We motored out of the harbour and managed to put up the sails. There was a good breeze blowing from the west that suited us perfectly because we were heading for a place called Molfrie, about eight miles to the east of us. The sea was'nt too bumpy, that is untill we passed this lighthouse that was on a rocky headland jutting out into the sea. The waves were coming from behind us and for some reason they all of a sudden became quite big, but once we got used to the fact that the boat went over them and not the other way around it wasnt too bad. After about half an hour, as quick as these waves appeared they died away. We continued to sail on the inside of this island which we did'nt have a name for, so, due to the fact that that it's only decernable feature was what apeared to be either an anciant light house or single tower from an old monestery, we decided, much to our amusement to call it Dildo Island. A couple of hours and a few beers later we motored into the little bay of Molfrie, where we were to pick up John.
He was waiting for us on some rocks, but not having a dingy we were going to have a problem getting him aboard. fortunatly somebody had kindly left a rowing boat tied to a mooring bouy in the bay. We tied upto the bouy and it was decided that Jeff and Sean go and get John, some petrol and a cheep rubber dingy and I wait with the boat. This was'nt the Oxford rowing team, the boat was never overloaded with excessive braincells aboard so after about twenty minuets of going around in circles, going backwards and going in compleatly the wrong direction, they finaly made it the 30 meters to the beach. A great achievment going by the state they were in.

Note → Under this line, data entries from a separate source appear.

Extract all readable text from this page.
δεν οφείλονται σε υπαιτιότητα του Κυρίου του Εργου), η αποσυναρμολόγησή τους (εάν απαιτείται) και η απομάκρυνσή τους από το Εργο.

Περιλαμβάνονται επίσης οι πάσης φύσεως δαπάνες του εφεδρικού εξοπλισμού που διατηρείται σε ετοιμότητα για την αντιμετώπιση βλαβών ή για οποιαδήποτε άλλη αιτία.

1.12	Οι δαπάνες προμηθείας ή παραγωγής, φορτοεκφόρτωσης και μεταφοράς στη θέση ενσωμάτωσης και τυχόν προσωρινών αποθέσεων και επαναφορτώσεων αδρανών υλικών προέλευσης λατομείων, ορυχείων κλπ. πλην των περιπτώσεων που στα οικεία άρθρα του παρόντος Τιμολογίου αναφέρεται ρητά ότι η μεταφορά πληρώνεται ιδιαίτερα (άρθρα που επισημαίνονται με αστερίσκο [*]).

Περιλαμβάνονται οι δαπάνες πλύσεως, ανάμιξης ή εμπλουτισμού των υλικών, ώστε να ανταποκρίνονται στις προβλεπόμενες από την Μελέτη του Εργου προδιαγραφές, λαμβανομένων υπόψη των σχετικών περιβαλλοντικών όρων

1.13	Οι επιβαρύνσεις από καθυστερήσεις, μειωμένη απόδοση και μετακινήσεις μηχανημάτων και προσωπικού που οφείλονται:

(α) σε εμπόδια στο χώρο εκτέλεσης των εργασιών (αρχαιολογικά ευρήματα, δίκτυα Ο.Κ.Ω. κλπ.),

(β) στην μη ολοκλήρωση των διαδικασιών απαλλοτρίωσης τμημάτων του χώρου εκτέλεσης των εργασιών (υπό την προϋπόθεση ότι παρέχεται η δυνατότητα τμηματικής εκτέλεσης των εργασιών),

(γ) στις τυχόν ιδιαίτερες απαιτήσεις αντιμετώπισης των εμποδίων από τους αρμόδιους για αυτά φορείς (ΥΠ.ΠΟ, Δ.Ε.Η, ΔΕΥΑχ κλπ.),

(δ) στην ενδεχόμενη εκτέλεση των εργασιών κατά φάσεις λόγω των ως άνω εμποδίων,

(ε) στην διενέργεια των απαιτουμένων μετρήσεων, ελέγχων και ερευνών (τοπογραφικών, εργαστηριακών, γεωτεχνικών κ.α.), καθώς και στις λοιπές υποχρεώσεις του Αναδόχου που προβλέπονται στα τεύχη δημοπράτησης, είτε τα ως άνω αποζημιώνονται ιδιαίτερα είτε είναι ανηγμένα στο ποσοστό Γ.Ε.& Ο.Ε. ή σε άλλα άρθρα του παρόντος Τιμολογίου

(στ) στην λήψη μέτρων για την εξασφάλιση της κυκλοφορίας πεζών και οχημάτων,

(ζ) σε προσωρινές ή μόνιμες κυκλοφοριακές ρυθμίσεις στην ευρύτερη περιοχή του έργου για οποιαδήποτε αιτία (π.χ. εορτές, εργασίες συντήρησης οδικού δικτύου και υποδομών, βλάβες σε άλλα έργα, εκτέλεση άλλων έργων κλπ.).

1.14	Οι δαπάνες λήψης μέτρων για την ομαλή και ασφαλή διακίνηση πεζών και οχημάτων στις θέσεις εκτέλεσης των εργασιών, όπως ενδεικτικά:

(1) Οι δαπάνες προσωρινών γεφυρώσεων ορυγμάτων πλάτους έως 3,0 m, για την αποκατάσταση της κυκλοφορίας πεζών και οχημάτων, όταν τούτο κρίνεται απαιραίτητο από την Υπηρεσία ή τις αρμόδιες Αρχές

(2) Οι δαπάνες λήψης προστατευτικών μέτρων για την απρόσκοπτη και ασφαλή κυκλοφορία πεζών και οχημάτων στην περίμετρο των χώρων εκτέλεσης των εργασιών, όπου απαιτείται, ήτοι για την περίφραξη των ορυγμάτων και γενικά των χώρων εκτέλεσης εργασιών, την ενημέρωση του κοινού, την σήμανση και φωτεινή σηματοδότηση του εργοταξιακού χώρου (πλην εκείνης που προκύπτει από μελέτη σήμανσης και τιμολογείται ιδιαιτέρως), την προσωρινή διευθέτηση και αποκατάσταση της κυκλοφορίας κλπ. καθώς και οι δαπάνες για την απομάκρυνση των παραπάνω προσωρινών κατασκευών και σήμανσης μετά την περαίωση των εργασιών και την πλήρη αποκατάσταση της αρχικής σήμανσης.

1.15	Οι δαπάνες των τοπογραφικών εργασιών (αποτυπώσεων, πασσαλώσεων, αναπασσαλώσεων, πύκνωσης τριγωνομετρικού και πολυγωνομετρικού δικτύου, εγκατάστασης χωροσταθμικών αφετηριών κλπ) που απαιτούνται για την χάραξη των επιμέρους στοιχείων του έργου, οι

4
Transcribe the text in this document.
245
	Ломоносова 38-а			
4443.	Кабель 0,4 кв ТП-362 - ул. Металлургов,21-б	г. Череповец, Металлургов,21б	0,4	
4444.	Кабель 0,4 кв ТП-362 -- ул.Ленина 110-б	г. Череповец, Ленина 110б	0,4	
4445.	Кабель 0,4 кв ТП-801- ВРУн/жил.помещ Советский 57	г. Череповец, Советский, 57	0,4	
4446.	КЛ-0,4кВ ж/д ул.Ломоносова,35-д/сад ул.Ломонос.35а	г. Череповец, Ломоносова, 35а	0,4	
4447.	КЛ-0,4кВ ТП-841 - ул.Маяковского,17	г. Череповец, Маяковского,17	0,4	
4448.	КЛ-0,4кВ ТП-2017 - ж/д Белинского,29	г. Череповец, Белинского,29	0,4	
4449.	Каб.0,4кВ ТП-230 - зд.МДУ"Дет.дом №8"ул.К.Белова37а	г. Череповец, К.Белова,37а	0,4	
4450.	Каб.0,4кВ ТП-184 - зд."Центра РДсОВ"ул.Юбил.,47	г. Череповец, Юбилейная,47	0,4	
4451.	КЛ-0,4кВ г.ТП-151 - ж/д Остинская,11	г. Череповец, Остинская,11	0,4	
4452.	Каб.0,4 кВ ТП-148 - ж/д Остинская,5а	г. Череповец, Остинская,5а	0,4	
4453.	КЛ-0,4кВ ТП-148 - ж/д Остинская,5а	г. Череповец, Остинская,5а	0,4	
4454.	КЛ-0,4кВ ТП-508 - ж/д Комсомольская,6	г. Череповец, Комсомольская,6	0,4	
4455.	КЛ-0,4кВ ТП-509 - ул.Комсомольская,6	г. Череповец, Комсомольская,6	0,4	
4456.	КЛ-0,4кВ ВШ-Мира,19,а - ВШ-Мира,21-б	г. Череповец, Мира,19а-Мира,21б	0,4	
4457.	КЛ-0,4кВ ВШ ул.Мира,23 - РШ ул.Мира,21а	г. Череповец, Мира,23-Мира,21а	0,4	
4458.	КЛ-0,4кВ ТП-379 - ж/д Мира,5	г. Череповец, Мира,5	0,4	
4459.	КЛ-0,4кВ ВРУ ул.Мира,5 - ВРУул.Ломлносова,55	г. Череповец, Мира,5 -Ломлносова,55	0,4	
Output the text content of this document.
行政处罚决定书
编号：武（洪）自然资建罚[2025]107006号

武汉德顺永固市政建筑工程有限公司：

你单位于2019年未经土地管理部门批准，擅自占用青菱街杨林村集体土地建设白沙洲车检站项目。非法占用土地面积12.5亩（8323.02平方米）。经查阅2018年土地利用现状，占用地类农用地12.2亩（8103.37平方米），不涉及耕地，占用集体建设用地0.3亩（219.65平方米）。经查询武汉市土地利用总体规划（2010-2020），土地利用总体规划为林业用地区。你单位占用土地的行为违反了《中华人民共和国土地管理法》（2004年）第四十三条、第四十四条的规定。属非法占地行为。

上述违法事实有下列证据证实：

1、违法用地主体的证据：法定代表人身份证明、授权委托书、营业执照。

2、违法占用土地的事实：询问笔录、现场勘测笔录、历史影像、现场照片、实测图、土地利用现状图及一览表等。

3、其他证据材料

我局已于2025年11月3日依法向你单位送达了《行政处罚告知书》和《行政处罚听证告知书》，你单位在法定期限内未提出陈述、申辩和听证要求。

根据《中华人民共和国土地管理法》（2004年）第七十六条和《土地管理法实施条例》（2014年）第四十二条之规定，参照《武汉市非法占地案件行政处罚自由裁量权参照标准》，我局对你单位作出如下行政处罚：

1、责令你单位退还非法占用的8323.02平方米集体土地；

They piled into Johns merc and off they went, leaving me all alone with my boat and and a pile of nose bag the size of Mont Blanc. so i proceeded to rack up a line the lengh of the M6 motorway. Just about the time i was snorting past Hilton Park services at 90 miles an hour I heard a noise on the hard shoulder. i sort of came to my senses and realised it was actually a fishing boat next to me with a very rude fisherman shouting get off my bouy and wheres my fucking dinghy? Without once looking him in the eye, I said, sorry mate i hope you dont mind, it was an emergency. One of my crew had an accident and had to be rushed to the hospital, I dont think its too serious they should'nt be long. He said, sorry to hear that mate, i hope he will be ok. no problem, you just wait there then and ill sort out my net while im waiting. Cheers mate, I said, and went back inside to finish my line and crack open another can of carling. This was my first encounter with fishermen. Over the coming month's and years i will grow to hate them with a passion. The sort of hatred I normally reserve for liverpool football club. I myself am an armchair Man u fan and everybody loves us.